So you’ve decided to do the Bolder Boulder or another 10K race this summer. You’ve followed your training plan. Your nutritional plan has been followed. Your two weeks away from the big race. A blister develops on the bottom of the foot or you have another foot injury. What now? The race is in jeopardy. Do I run through it, risking further injury? Do I seek medical treatment before or after the race? These are questions I often hear with runners.

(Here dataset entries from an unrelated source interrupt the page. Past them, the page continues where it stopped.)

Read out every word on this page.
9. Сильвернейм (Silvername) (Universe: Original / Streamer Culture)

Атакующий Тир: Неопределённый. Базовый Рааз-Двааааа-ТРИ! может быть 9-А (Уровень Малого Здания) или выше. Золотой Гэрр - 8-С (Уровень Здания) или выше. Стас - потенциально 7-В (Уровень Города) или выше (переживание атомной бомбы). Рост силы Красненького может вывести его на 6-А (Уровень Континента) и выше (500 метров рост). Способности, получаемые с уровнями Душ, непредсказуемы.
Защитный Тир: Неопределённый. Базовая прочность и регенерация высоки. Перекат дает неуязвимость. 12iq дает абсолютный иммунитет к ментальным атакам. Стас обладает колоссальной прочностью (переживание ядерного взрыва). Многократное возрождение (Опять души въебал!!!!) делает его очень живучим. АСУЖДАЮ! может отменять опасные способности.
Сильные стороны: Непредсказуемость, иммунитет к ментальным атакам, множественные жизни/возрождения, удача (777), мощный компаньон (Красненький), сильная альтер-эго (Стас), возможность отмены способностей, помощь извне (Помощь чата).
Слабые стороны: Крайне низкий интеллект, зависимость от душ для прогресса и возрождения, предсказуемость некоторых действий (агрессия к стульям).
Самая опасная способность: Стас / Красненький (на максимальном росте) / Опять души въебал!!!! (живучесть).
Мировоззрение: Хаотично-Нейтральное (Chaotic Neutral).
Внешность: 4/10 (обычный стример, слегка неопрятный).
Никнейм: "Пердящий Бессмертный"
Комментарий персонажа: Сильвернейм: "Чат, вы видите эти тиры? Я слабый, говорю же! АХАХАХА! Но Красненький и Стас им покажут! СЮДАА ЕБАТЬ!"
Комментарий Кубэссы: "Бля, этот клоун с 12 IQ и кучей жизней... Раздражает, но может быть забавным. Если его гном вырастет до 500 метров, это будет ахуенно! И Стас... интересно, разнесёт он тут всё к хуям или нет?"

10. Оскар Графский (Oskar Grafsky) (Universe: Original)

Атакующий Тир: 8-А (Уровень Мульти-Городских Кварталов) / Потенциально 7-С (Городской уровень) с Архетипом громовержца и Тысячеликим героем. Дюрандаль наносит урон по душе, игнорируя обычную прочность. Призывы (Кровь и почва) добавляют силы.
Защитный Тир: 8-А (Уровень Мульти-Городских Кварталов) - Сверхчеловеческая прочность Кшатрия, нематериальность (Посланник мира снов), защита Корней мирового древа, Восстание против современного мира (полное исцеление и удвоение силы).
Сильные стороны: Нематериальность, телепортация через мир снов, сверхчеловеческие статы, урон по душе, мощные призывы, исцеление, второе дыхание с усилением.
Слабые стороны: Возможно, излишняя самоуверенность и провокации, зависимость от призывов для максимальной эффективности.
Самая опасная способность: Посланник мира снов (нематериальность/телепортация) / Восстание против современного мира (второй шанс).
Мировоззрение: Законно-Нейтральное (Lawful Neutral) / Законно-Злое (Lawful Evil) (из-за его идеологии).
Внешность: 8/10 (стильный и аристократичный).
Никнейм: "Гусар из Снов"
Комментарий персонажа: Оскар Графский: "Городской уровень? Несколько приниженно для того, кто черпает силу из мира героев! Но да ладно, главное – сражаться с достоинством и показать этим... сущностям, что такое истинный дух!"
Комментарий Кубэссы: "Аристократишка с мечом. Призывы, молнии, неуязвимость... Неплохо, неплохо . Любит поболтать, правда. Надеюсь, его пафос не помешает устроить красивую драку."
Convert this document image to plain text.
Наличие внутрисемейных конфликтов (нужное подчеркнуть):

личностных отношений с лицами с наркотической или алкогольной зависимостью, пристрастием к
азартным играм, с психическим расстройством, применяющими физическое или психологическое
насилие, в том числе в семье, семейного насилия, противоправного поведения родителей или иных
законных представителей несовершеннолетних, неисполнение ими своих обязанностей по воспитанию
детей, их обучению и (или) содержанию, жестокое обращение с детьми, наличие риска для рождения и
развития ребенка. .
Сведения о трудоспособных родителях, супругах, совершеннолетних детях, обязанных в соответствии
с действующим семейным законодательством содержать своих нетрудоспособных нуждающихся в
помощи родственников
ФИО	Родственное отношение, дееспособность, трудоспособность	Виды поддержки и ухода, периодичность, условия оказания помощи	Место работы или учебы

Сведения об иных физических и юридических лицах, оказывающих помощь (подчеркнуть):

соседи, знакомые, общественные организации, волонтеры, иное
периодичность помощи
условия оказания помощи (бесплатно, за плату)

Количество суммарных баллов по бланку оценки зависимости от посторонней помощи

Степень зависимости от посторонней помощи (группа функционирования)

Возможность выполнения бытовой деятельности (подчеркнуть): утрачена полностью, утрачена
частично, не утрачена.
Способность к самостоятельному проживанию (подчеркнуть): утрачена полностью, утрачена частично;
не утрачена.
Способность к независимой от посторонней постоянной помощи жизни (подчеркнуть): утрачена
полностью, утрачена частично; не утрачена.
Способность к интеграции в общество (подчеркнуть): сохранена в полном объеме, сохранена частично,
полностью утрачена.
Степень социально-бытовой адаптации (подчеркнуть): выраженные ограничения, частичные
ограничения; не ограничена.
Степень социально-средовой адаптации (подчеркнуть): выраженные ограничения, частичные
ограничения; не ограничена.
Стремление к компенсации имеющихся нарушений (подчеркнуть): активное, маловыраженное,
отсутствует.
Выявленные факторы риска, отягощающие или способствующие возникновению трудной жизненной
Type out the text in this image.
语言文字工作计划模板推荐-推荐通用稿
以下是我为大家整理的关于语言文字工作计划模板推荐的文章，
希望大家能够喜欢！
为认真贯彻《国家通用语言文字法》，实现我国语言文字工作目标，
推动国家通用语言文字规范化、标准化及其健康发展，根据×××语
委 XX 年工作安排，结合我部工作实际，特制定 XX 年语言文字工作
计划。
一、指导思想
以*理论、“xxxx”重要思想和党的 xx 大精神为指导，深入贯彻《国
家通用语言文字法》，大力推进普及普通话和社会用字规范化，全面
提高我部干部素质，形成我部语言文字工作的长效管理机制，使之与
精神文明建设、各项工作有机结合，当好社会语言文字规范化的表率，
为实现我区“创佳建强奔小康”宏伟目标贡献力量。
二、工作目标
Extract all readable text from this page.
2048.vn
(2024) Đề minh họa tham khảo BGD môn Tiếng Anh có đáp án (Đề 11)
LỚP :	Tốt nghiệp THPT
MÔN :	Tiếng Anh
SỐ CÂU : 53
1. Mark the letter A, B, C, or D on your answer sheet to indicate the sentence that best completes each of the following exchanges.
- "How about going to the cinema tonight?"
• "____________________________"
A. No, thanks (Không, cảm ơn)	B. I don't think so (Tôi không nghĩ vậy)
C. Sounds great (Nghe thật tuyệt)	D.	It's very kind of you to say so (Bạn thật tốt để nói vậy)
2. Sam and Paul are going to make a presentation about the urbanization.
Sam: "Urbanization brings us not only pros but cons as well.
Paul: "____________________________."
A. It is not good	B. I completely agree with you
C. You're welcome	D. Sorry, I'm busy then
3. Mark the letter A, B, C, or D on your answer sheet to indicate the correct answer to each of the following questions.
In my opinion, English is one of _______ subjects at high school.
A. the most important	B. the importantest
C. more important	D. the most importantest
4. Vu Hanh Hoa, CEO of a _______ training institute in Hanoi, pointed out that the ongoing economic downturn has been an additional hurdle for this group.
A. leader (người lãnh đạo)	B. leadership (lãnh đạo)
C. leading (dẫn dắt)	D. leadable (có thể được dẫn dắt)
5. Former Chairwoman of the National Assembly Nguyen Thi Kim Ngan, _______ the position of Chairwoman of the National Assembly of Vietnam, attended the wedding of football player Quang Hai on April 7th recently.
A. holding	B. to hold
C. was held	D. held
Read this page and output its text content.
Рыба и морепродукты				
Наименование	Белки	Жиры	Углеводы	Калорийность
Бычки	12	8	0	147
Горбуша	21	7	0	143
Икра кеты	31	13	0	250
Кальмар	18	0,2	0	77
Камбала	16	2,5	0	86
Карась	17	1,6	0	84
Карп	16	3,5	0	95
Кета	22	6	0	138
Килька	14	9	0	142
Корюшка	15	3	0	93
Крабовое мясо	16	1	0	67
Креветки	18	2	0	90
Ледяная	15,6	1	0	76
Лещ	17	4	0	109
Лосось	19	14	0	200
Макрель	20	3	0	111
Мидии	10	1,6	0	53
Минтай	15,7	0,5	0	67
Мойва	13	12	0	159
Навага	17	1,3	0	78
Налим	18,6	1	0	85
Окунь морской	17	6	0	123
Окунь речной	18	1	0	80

Foot blisters are among the most common injuries in athletes. Over 6 million people suffer from blisters each year. Besides being, painful, blisters can alter gait, and lead to more serious injuries of the leg, knee, hip, or back. Blisters are a result from frictional forces that mechanically separate skin cells. Moist skin increases frictional forces, while very dry or very wet skin. Consider the following:
- Small blisters don’t need treatment
- Drain larger blisters without removing the roof of the blister, and cover with a band-aid
- Clean with soap and water or an anti-bacterial cleanser
- Areas prone to blisters can be covered with petroleum jelly, bag balm, or dry soap flakes
- Some people prefer nonpetroleum, anti-chafing lubricants (Body Glide, Runners Lube) in place of petroleum jelly
- Massage feet with lanolin every night for a month prior to a big walk or run
- Drying agents such as Drysol, Zeasorb, or Certain Dri will reduce moisture
- Shielding areas of the foot with a high potential for blister formation. Areas include hammertoes, bunions, tailors bunions, and the back of the heel. Products such as Band-aid Blister Block, and Dr. Scholl’s Cushion Blister Treatment are available over-the-counter in various sizes
- Socks that wick away moisture cannot be emphasized enough. DryMax and CoolMax are examples of socks that should be used.
You’ve developed swelling, numbness/tingling, and/or pain but are thinking it will go away. The next day, the same thing. The pain and swelling is getting worse. You heard and felt a pop. Should you keep running or get it checked out? What happens if the doc tells me I can’t run? Well, I’m here to tell you I ALWAYS try to find a way to keep you running unless it puts you at a risk for further, severe injury. It’s always good to at least have the source of pain checked out, listen to pros/cons of continuing, and then decide whether it’s worth the risk or not. I always try to find a way to treat the condition so the runner can continue training or run the race, then deal with the big picture afterwards. Cases of tendonitis, plantar fasciitis, knee pain, or blisters can be treated while continuing to train. Metatarsal or navicular stress fractures cannot and running would need to be stopped. There are other conditions that can result in significant foot pain. I strongly believe if you’re having pain, it should at least be checked out and then YOU can make a decision to continue or not. Remember, it’s Colorado, it’s a long season.